The usual ways of shopping get thrown out the window when we’re in pain. The exact same is true for your customers and prospects.
Why Are You Selling Features And Benefits?
So many times businesses talk about “features and benefits” rather than speaking to the pain that the customer already has.
How much selling does a pharmacist need to do to sell pain relief medication to someone with a splitting headache? Very little I suspect.
The same is true whether you sell TV’s, cars or consulting. You have prospects and customers who are in pain. They want pain relief, not features and benefits.
If you’re selling me a TV, you could sell me features and benefits by telling me it’s got four HDMI ports and 1080p resolution. This will mean very little to most people.
However imagine instead you target my pain point which is bringing it back home, unpacking it and spending an infuriating number of hours trying to get it working properly with all my other devices.

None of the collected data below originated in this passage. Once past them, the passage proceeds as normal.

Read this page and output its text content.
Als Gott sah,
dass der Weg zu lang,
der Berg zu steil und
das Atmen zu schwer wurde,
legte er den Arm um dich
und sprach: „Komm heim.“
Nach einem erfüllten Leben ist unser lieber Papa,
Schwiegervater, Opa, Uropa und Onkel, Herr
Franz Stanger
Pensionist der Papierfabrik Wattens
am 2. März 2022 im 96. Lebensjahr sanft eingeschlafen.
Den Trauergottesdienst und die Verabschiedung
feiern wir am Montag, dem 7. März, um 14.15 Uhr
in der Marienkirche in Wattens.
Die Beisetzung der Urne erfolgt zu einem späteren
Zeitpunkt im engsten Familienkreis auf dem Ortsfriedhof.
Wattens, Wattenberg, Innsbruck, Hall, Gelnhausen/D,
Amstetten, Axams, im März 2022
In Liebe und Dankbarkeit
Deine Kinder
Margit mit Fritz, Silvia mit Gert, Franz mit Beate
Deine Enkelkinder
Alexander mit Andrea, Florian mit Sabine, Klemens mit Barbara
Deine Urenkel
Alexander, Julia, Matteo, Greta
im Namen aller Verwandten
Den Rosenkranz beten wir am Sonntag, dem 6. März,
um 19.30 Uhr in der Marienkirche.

Instead of price discounting and positioning yourself as a commodity, why not offer to deliver it to my house, mount it on the wall, ensure the picture quality is spectacular and make sure that it works perfectly with all my other peripherals.
Now you’re giving me pain relief and price becomes less important than if you’re selling me a commodity with a list of features and benefits.

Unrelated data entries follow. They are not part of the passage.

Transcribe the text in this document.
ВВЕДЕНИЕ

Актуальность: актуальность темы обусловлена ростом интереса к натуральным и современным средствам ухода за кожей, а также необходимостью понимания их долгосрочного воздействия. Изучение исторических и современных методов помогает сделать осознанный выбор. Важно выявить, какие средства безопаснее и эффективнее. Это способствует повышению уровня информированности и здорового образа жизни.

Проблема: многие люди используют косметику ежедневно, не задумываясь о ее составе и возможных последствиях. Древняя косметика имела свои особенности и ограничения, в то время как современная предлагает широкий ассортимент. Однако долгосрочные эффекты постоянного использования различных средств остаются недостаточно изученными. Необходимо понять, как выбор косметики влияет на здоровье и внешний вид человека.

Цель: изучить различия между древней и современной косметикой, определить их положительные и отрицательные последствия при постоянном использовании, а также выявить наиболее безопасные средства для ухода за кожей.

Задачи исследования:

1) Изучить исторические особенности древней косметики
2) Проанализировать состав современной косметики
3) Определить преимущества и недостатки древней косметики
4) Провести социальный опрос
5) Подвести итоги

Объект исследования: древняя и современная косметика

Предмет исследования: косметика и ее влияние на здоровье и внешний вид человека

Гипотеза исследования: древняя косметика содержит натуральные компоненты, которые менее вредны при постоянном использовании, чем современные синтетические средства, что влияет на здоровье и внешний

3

Compare Apples With Oranges
In the above example, even though you might be selling the exact same TV as your competitor, if you package it up in a way that takes away my pain – then you’ve won my business.
It’s also much more likely I’ll become a raving fan and refer others to you because you weren’t just the vendor of a commodity. You were a problem solver.
Now it’s an apples to oranges comparison. How do you compare this to “it’s got four HDMI ports and 1080p resolution”.
Selling features and benefits is the best way to turn your prospects into price shoppers who view your product as a commodity bought solely on price.
Your goal is to be a problem solver, pain reliever and turn any comparison with your competition into an apples-to-oranges comparison.
Remember people are much more willing to pay for a cure than for prevention. Targeting existing pain rather than promising future pleasure will result much higher conversion, much higher customer satisfaction and lower price resistance.
Look for pain points in your industry and become the source of relief.